そして……ある意味で臨淄の街でもなかった。
……色どりのない世界であった。視界一面が、黒と白二色のみである。
(ん……? ここは……)
タケルは自分が宙に浮いたままのか、それとも大地にしっかと足の裏が着いているのかすら判別できないほど、揺れている。
躰だけではない、意識そのものが、ぐるぐると揺曳し……そのまま人知の及ばない速度で消えていくのかとすらおもえるようなかのような感覚。それでいてゆったりとして永遠にその緩慢なる揺れの反復というものが続くかともおもえるかのような……そういう場のなかに、タケルは、いま、居る。
(もう……誰にも、会えないかも知れない)
別の思念が……そんなことを考えさせてもいた。
奉孝のことか、華陀を指すのか、それとも張飛のことなのか……すら、タケルにとっては判別がし難い。
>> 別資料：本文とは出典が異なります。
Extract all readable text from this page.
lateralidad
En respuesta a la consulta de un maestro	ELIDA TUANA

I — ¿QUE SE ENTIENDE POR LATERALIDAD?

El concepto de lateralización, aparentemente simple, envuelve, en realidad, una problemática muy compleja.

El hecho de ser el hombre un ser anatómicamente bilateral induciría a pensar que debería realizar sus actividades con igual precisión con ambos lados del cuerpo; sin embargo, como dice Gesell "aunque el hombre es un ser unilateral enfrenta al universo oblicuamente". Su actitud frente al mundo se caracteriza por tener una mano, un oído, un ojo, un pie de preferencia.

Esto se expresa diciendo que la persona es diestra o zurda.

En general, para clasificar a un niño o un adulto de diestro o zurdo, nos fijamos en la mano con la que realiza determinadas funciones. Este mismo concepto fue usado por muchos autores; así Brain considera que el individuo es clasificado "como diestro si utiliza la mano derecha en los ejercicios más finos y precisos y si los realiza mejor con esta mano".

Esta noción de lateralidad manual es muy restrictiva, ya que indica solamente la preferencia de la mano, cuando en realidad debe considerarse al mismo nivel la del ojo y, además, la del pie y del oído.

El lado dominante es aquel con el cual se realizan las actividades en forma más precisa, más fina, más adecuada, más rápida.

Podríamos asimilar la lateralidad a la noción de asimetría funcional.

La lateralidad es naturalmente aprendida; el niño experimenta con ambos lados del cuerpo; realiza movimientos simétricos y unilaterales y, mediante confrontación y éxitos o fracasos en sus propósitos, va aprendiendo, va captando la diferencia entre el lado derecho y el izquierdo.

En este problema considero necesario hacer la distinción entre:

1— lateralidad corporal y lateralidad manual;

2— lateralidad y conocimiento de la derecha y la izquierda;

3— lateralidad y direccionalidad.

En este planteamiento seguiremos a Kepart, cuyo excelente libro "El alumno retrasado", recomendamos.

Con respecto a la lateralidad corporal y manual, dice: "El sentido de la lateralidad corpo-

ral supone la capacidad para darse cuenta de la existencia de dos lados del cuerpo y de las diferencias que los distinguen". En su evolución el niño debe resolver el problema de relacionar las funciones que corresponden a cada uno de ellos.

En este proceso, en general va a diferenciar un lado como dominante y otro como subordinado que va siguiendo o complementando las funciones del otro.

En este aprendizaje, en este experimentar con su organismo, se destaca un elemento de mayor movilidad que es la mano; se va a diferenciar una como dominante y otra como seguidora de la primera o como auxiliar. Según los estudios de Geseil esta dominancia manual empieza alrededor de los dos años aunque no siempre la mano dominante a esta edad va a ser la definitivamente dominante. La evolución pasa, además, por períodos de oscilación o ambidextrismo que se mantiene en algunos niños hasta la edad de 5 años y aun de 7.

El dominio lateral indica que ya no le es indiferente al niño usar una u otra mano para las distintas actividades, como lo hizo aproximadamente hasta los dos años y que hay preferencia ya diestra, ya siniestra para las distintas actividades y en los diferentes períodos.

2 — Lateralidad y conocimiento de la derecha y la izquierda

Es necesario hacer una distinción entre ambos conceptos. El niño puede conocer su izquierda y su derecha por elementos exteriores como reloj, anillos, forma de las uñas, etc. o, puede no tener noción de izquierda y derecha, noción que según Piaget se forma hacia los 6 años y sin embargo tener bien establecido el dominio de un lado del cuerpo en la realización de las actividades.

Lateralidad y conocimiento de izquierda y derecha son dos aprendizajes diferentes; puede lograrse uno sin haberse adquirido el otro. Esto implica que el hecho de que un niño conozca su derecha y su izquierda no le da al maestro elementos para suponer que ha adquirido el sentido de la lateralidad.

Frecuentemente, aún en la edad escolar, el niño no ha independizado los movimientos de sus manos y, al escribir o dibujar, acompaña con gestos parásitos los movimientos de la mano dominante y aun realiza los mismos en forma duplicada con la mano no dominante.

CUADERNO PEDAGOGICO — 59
一瞬のうちに、タケルはそれだけのことを思念している……。
(や……ここは……)
その繰り返しが、刹那の間に何度も何度も続いている……。
あ
あ
あ
あああ
あ
ああああ
あ
タケルはようやく、いま、居るこの場がどこかわかった。
すなわち……
奉孝の持つあの鉄大扇に描かれた墨画の……中にタケルは閉じ込められたのである……。